Deputy President Rigathi Gachagua has now trained his guns on the national carrier, Kenya Airways (KQ) in his continuing “state capture” narrative, but his latest sentiments seem to have rattled KQ’s chairman Michael Joseph.
In his latest attempt to pinpoint what he claims is ailing the country’s economy, the deputy president said that the reason behind KQ’s series of loss-making was terrible contracts that they had allegedly entered into to benefit a few individuals in what he termed as State capture.
The DP noted, “We have had discussions with Kenya Airways and they have the highest fares on the continent and their planes are always full but they make losses. We are trying to deal with that State Capture so that we can bring down the cost of the operations of the airline so that they can make profits.”
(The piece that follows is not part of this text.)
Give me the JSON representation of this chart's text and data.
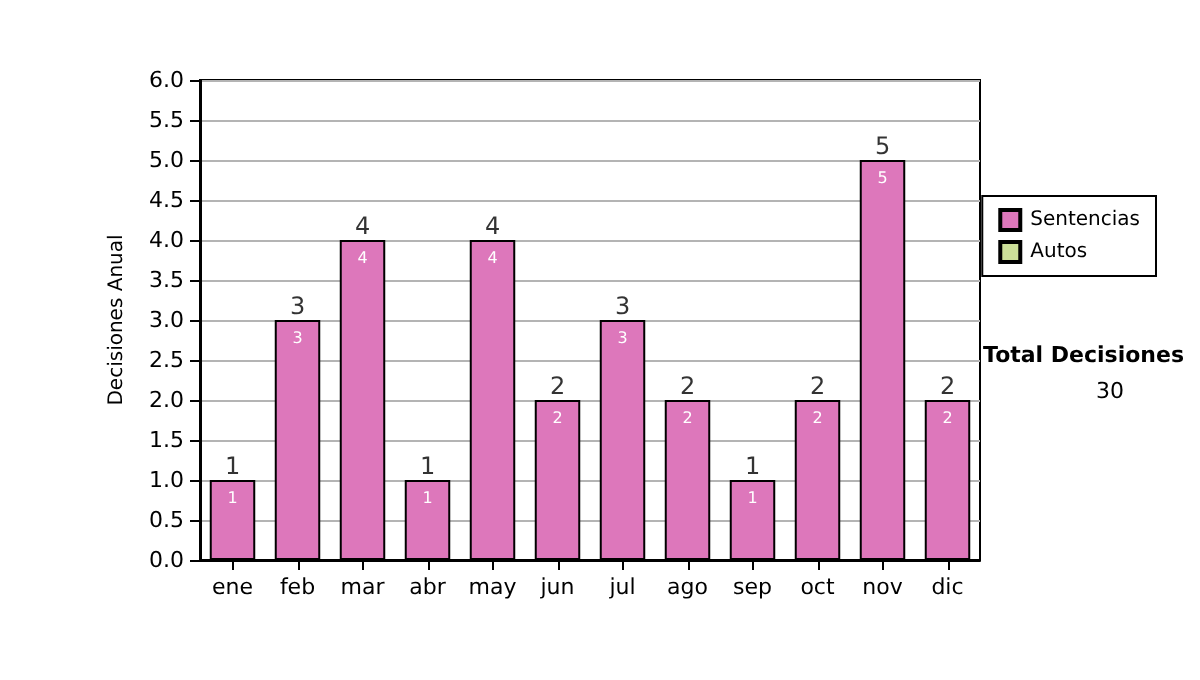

His sentiments have surely rubbed KQ chairman Michael Joseph the wrong way, who has rubbished the DP’s claims noting that the contracts by the airline are purely commercial business arrangements that seek to benefit the airline. Michael Joseph outlined in his statement the number of planes operated by KQ under two different operational models, they include Long-term Leases with an option to purchase the aircraft at the end of the agreement and Operating Leases, where the lessor and lessee agree on regular payments over a set period.
Michael Joseph becomes the third senior person to openly differ with DP Gachagua following similar responses by Treasury Cabinet Secretary Ukur Yatani, and barely a few days ago, the Central Bank.
It is not clear if the Deputy President’s recent utterances which many have termed reckless represent the government’s position, or are simply his pronouncements. Either way, communication experts have now advised that the Deputy President should get a serious communication person to handle his media appearances to avoid further instances that can only be described as gaffes.